Nas ruas de Campo Grande é possível ver um maior número de pessoas tomando tereré, procurando locais com sombra, usando roupas mais leves, tudo para driblar não só a baixa umidade como também as altas temperaturas que atingem Campo Grande, que está na lista do Inmet.

Dono de uma loja de produtos de refrigeração Moacir Carra, diz que sempre nesse período do ano as vendas aumentam em 40%, mas acredita que esse ano possa aumentar ainda mais por conta da covid-19.

“Daqui a pouco começa a dor de garganta nas pessoas e agora com a covid o povo fica assustado. Então a procura pelos  produtos de refrigeração e umidificação do ar devem aumentar entre o meio e o fim do mês. Todo ano é assim”, explica.
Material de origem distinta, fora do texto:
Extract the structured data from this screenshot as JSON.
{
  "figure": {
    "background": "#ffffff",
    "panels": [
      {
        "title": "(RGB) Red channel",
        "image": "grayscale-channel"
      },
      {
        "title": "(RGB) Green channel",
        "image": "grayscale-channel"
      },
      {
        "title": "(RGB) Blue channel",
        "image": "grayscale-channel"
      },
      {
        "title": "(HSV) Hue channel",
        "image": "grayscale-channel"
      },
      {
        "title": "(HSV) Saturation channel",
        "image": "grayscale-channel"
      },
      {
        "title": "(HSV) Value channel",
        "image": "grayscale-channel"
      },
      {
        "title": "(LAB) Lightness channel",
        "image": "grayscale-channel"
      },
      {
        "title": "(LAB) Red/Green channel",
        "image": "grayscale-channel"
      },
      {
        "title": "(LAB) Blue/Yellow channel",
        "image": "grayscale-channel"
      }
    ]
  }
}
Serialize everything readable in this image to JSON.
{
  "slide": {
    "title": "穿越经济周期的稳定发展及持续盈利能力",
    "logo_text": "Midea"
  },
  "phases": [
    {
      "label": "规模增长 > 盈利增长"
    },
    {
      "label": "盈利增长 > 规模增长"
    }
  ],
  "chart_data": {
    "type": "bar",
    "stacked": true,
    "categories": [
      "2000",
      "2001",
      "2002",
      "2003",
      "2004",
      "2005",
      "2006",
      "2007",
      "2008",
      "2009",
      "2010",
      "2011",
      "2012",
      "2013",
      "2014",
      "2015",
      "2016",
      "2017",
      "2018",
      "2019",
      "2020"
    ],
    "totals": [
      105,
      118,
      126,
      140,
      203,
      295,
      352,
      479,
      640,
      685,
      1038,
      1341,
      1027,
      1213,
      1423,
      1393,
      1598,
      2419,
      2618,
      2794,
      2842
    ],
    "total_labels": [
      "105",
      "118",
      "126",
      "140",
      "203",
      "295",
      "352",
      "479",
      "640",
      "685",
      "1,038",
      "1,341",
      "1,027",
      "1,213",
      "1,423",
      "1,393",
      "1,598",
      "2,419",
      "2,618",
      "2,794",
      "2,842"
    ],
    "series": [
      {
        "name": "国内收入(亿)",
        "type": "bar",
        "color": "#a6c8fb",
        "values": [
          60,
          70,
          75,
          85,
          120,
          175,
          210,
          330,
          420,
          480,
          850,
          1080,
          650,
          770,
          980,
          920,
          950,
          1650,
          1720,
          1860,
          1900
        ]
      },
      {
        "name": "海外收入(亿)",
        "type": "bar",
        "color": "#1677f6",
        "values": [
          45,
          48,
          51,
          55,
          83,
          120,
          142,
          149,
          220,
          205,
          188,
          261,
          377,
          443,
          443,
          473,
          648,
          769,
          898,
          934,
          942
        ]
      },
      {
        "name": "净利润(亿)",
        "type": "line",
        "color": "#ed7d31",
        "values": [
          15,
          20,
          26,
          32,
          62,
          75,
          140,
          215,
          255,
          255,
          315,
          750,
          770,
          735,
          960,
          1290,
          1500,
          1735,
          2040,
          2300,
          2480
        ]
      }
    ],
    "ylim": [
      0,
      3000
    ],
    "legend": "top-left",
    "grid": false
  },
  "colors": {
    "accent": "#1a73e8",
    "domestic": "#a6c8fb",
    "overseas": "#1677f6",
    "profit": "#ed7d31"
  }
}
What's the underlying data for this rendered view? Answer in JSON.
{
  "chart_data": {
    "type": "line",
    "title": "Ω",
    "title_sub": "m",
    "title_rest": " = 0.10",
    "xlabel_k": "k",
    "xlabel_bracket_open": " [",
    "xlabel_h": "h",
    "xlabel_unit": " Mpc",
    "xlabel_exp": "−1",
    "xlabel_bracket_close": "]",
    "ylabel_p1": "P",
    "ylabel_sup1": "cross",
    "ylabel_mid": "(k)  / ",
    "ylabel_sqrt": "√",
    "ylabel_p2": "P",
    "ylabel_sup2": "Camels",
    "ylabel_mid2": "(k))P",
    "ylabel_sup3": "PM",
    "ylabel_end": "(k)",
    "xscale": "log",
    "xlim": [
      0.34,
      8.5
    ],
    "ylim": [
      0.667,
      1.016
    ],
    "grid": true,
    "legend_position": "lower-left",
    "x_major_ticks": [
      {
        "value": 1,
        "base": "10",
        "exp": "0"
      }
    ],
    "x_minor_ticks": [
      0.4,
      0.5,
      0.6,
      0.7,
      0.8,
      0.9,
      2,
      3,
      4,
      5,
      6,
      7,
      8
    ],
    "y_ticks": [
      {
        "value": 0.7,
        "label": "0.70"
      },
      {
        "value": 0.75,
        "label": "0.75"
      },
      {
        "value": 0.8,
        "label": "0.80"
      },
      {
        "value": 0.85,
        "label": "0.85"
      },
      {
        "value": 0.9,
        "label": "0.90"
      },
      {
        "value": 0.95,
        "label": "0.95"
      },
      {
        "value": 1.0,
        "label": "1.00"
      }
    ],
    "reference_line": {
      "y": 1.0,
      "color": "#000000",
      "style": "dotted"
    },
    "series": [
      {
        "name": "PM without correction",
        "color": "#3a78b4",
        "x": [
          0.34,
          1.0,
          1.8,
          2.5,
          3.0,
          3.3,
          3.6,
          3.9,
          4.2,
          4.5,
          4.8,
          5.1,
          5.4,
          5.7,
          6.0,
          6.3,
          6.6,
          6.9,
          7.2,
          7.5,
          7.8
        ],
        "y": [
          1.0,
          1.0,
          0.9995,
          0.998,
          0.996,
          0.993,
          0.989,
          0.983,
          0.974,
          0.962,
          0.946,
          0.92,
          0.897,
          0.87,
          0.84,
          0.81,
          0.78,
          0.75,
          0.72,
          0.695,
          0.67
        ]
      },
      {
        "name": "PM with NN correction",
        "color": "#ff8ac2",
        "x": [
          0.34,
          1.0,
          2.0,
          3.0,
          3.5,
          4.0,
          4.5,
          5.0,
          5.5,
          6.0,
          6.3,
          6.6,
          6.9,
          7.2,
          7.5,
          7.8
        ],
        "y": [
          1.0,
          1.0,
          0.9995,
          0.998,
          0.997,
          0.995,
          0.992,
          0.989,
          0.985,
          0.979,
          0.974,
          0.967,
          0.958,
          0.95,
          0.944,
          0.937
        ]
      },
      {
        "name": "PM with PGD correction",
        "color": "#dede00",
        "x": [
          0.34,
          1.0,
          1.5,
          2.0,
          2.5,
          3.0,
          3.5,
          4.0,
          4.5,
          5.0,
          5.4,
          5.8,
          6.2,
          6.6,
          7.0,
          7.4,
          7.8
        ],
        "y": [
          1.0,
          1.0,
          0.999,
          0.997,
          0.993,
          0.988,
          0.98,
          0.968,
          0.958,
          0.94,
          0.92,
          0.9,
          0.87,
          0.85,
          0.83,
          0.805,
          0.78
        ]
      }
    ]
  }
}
Inclusive a funcionária pública Daniele Passos, 44 anos, contou ao Campo Grande News, que para tentar driblar a baixa umidade tem usado muito umidificador de ar. “Tenho no quarto e na sala, tenho uma filha de 3 anos, preciso tomar cuidado. É um período muito ruim. O lábio fica rachado, a pele seca e áspera e pra somar tem a covid-19 que deixa a gente mais preocupado por causa da respiração”, declarou.

Perigo - Segundo a pneumologista Lilian Cristina Ferreira Andries, o tempo seco facilita e muito o aparecimento de infecções respiratórias, incluindo o covid-19, já que a baixa umidade aumenta o ressecamento das mucosas oculares, orais e nasais, principais vias virais e alérgicas.

“A umidade entre 50 e 80% faz om que nossas mucosas funcionem bem melhor barrando a entrada de poeira e microrganismos, situação contrário com os índices tão baixos que facilita o aparecimento das infecções respiratórias”, disse.

Ainda conforme a especialista, como a covid-19 se dissemina pelo ar, principalmente por meio de microgotas, quando alguém espirra ou tosse essas microgotas podem atingir outra pessoa em até 2 metros de distância.

“Alguns estudos mostram que quando a umidade está alta, essas microgotas se chocam com outras microgotas de água presentes no ar, ficam mais pesadas e caem mais rapidamente no solo, ou seja, a chance do contágio é bem menor”, destaca.

Cuidados – De acordo com a especialista, todos precisam tomar cuidados durante o período de seca, mas para os grupos  de alto risco para a covid-19 esse cuidado deve ser redobrado.

“Os cuidados nessa baixa umidade são basicamente tentar aumentar a umidade nos ambientes – locais de trabalho e residências – com o uso de umidificadores, bacias de água. Se manter hidratado bebendo bastante água. Evitar aglomerações, manter a distancia mínima de 2 metros entre outra pessoa, quando espirrar usar lenço, quando tossir cobrir a boca e sempre lavar as mãos”, conclui.